Заплатив хозяину и пристроив кое-как свои вещи, микро-ячейка ремолиновцев направилась осматривать город.
А осматривать было что. Незнакомый со Львовом туристлегко спутает его с Варшавой, Прагой или ещё каким уютным восточно-европейским городом: и ратуша имеется, и брусчатка, и башенки костёлов, возле которых раскрашенные фигурки изображали известные события. Всё вокруг светилось от рождественских украшений и дышало праздником.
Ребята отведали «мяса и справедливости», восхитились тамошней традиции обращения с чеками, забрались по очереди в железную клетку, повертели в руках все местные мечи, топоры и нагайки, наделали кучу фоток и двинули дальше по Подвальной в сторону Высокого замка.
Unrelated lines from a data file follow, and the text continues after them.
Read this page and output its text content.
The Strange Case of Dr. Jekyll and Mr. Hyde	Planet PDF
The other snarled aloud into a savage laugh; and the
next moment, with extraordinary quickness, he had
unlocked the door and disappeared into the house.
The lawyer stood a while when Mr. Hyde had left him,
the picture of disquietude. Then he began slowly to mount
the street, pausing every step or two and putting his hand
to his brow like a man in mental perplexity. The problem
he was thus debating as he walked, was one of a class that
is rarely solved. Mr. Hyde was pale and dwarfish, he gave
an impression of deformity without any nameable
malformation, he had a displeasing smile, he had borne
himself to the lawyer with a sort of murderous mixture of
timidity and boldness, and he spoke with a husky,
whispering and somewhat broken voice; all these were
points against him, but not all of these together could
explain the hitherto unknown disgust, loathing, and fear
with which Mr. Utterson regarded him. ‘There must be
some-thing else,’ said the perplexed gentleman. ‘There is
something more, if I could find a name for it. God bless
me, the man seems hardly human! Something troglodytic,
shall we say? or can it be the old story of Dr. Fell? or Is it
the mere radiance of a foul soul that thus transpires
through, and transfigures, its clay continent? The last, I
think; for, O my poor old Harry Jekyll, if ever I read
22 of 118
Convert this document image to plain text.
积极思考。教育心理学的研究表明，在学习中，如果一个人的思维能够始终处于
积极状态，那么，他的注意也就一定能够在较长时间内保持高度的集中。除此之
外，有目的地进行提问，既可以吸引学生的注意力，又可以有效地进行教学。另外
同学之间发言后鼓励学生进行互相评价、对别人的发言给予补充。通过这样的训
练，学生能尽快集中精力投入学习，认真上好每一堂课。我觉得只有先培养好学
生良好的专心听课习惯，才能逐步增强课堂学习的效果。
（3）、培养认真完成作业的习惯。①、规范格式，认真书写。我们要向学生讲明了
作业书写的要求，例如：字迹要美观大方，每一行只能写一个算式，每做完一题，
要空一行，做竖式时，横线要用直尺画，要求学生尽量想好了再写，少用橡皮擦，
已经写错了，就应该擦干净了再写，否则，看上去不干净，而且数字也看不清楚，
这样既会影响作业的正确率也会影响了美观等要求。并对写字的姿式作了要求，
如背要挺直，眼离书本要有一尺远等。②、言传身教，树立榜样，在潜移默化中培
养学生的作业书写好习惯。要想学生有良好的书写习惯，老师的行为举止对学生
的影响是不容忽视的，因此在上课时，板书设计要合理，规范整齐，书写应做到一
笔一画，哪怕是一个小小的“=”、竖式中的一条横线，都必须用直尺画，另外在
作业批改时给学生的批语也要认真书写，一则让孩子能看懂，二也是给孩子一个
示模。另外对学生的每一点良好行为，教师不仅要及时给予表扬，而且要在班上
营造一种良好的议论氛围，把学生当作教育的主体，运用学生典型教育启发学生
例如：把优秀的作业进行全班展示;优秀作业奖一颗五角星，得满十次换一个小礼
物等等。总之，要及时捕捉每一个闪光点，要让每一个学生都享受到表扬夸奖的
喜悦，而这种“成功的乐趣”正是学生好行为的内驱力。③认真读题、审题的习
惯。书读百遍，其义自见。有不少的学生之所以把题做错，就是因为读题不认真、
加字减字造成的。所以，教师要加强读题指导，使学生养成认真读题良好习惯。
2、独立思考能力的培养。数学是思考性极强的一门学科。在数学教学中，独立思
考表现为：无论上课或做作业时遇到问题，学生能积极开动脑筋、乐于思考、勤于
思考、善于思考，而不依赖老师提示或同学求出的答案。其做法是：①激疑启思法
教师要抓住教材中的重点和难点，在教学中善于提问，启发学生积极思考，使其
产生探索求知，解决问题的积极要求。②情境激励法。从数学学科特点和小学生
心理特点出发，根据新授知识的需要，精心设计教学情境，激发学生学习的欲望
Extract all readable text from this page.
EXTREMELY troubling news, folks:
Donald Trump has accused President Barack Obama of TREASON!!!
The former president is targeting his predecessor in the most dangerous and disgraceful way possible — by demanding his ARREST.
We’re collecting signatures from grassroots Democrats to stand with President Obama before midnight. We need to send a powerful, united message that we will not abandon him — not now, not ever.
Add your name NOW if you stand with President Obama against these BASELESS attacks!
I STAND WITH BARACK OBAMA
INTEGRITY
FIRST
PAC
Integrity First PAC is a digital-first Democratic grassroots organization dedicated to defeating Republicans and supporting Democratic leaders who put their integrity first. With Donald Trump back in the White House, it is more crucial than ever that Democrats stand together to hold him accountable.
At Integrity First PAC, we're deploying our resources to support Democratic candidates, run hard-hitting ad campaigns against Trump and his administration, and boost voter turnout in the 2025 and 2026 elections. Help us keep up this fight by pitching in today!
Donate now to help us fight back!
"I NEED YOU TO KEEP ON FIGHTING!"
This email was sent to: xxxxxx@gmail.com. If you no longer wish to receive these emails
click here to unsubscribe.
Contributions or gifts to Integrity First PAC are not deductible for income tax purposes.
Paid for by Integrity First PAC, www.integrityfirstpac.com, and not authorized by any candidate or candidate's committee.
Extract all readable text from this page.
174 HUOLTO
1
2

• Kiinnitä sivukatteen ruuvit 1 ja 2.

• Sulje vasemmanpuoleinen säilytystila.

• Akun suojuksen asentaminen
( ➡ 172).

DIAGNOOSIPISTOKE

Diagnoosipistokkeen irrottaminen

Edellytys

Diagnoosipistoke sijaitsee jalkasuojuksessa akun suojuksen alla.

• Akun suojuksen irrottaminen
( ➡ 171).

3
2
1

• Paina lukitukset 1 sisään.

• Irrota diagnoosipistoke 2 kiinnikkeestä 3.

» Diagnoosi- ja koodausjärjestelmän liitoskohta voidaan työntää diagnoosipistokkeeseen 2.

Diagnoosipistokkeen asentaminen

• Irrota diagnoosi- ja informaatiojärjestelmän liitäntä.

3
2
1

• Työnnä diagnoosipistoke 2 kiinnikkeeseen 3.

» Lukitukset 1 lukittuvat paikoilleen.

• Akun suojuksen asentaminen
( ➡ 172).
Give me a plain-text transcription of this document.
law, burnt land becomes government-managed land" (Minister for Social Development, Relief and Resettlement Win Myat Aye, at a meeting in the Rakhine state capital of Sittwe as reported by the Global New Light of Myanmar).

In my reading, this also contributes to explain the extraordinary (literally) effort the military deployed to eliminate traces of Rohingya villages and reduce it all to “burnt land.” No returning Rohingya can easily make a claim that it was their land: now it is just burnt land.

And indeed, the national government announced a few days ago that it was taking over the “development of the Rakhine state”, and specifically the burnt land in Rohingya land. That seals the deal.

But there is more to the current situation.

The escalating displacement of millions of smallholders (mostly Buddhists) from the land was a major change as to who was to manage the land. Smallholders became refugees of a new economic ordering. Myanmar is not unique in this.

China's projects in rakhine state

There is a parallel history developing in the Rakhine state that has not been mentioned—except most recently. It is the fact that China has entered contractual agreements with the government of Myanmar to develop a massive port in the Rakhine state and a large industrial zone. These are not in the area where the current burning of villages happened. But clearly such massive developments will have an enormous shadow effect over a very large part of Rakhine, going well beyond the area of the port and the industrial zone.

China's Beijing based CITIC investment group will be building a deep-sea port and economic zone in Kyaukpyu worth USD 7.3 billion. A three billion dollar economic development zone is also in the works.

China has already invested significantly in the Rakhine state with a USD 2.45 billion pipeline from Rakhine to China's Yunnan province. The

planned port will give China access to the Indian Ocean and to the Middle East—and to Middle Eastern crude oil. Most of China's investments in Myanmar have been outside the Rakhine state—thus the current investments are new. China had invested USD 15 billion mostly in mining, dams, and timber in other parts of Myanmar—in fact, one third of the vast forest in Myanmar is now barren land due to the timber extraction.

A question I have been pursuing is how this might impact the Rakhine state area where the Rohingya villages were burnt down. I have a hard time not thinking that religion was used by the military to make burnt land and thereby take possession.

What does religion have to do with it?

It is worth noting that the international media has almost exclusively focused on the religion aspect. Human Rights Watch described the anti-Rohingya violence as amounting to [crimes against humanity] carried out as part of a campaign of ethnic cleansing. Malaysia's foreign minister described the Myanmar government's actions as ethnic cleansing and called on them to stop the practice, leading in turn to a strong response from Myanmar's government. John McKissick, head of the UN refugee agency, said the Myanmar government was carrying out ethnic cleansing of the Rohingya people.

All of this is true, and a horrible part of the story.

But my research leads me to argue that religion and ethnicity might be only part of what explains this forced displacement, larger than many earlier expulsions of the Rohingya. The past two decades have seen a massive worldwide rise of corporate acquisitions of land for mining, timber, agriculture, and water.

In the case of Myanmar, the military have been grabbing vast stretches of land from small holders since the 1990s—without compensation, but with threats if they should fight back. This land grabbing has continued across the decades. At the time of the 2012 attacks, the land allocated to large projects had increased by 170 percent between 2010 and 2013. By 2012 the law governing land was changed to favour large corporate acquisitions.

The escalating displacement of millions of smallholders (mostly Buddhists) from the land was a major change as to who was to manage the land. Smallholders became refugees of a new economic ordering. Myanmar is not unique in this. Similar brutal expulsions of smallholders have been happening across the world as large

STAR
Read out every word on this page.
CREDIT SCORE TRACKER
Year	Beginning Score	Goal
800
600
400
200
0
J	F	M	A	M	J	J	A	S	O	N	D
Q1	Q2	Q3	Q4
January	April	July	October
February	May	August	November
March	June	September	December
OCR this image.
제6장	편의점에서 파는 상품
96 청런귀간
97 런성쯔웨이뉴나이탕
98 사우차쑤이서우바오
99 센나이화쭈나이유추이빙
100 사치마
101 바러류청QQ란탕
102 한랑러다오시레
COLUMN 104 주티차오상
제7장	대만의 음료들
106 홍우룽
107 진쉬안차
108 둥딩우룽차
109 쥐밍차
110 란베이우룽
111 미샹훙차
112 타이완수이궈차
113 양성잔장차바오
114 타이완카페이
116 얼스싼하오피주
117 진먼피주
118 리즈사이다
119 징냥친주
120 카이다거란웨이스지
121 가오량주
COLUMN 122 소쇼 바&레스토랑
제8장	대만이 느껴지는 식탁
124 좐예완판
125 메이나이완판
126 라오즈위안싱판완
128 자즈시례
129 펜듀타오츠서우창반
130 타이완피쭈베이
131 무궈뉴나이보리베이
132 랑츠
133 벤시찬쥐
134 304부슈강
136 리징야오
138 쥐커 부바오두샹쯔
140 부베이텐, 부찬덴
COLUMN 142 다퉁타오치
По дороге к смотровой площадке растрясли немного съеденное и выпитое. Стояли с полчаса на продуваемой всеми ветрами высоте, любовались закатным небом и городским пейзажем. Дух захватывало от красоты, но воздух стал быстро остывать, а резкий ветер кидал в лица снежные комья.
Смеясь и отфыркиваясь спустились вниз на Максима Кривоноса и через площадь Данилы Галицкого направились к Газовой лампе – пропустить по стакану глинтвейна.